All I know are two things:
1) This AIN’T no cop show.
2) I am ALL THE WAY strapped in.
As for Cohle, he has me over the moon (albeit a most unnerving one).
As a writer who loves creating dark, complex characters, I am completely drawn to seeing how his story is going to unfold.
Marty tends to be highly-reactive and wears his emotions and the things that bother him on his sleeve…
…but Cohle? He’s a different breed of cat altogether. A brooding, seemingly nihilistic, unreadable morass of blackness…

“Time is a flat circle. Everything we’ve ever done or will do, we’re gonna do over and over again…forever.”
I initially thought these two guys were our way in to observe what unfolded during their investigation of a particularly complex multiple-murder case. I expected the discovery would be, at the end, that “Aha!”-cum-“Quelle horreur!” moment when some wretched, diabolical blood-curdling serial killer is unmasked. You know, the way we expect to get narratives of this sort. The clues. The hunt. The takedown. But, well, if you watch the show, you know that narrative approach has not only been jettisoned, it’s been mocked. I’m beginning to understand that multiple-murder case was our way in to observe these guys, each troubled in his own way, one of whom is particularly bleak and unfathomable.

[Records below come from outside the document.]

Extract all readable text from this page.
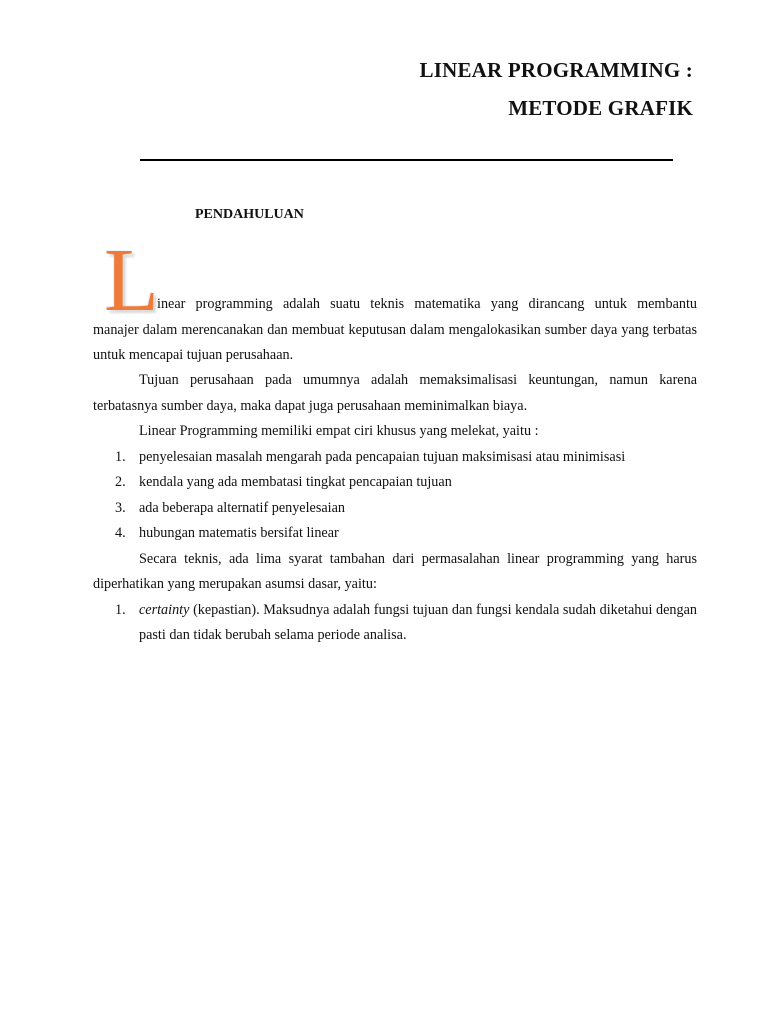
LINEAR PROGRAMMING :
METODE GRAFIK
PENDAHULUAN
L
inear programming adalah suatu teknis matematika yang dirancang untuk membantu
manajer dalam merencanakan dan membuat keputusan dalam mengalokasikan sumber daya yang terbatas untuk mencapai tujuan perusahaan.

Tujuan perusahaan pada umumnya adalah memaksimalisasi keuntungan, namun karena terbatasnya sumber daya, maka dapat juga perusahaan meminimalkan biaya.

Linear Programming memiliki empat ciri khusus yang melekat, yaitu :

1. penyelesaian masalah mengarah pada pencapaian tujuan maksimisasi atau minimisasi
2. kendala yang ada membatasi tingkat pencapaian tujuan
3. ada beberapa alternatif penyelesaian
4. hubungan matematis bersifat linear

Secara teknis, ada lima syarat tambahan dari permasalahan linear programming yang harus diperhatikan yang merupakan asumsi dasar, yaitu:

1. certainty (kepastian). Maksudnya adalah fungsi tujuan dan fungsi kendala sudah diketahui dengan pasti dan tidak berubah selama periode analisa.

It’s still there, of course. This whole multiple-murders thing about “The Yellow King” – the big, horrific, bloody-killings carrot that the show holds out to lead us along. I still expect “Quelle horreurs!” to be had, but I can’t even guess about how we’re going to get there and what might happen with our narrators Marty and Cohle along the way. We’ve already seen, in last week and this week’s episodes, that we can’t exactly rely on them to be truthful in telling this story.